The Role of Co-Factors in Steroid-Mediated Neural Plasticity

For the first two model systems described above (the SNB and the medial amygdala), you read about how gonadal hormones (androgens and/or estrogens) are capable of changing neuronal morphology. You also read that in some cases we know where hormones act to alter neuronal morphology. For example, we know that androgens induce adult SNB motoneuronal cell bodies to grow by activating androgen receptors in SNB motoneurons, and that without functional androgen receptors, SNB motoneurons do not grow in response to androgens. We also know that normally only some adult SNB motoneurons grow in response to adult androgens (increasing cell body size), while others do not.
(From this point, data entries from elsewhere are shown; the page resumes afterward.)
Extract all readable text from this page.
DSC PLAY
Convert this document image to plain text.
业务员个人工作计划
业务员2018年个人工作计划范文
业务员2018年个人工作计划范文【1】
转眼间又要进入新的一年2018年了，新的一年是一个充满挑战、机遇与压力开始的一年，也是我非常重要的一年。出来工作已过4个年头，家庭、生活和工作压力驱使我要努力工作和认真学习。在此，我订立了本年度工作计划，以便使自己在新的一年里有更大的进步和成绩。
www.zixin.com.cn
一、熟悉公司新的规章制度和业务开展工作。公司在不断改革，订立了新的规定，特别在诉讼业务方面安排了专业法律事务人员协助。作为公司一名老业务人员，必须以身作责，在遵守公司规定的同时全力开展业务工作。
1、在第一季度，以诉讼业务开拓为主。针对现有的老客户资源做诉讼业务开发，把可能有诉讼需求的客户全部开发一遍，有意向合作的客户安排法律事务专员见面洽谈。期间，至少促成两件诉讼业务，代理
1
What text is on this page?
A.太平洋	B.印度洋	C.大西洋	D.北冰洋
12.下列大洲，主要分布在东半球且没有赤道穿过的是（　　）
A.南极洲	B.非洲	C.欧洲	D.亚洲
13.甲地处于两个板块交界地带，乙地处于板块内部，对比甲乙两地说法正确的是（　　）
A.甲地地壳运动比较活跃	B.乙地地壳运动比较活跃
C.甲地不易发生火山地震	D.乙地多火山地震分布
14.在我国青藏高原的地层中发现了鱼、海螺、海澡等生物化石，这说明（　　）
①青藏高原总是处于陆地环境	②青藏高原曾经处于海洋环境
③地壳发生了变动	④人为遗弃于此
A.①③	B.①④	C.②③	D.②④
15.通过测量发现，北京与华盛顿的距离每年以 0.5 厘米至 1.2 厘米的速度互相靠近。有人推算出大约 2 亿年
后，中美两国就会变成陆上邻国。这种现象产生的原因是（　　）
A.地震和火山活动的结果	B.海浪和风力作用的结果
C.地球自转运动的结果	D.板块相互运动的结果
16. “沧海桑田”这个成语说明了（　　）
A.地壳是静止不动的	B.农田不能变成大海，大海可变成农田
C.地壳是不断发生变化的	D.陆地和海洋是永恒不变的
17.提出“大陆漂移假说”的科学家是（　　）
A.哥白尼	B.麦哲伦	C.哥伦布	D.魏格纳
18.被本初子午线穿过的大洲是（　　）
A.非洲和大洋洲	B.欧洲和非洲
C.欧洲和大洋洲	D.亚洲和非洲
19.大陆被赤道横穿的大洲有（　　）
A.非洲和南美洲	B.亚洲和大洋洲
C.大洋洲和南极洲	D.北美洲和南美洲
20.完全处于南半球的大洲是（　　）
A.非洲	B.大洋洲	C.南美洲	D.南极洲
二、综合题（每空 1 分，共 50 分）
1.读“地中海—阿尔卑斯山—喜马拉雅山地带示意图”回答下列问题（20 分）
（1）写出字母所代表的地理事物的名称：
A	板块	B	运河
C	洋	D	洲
However, just about all motoneurons have androgen receptors, indicating that whether or not a motoneuron has androgen receptors can not explain why some motoneurons grow in response to androgens, while others do not. Thus, we have become interested in steroid receptor cofactors and whether they will explain these differences in androgen-responsiveness. Steroid receptor cofactors can be viewed as 'helper proteins' that are recruited to the AR after androgens bind and activate the receptor. Such cofactors are thought to play an essential role in the regulation of gene transcription by steroid receptors. We would like to know whether differences in steroid receptor cofactors exist that might account for differences in androgen-responsiveness among motoneurons.

Recall that the medial amygdala in Siberian hamsters exposed to short days loses its responsiveness to hormones, failing to grow in response to hormones as it does in hamsters exposed to long days. We are also interested in whether steroid receptor cofactors have a role in the change in hormone responsiveness that we observe in this model system.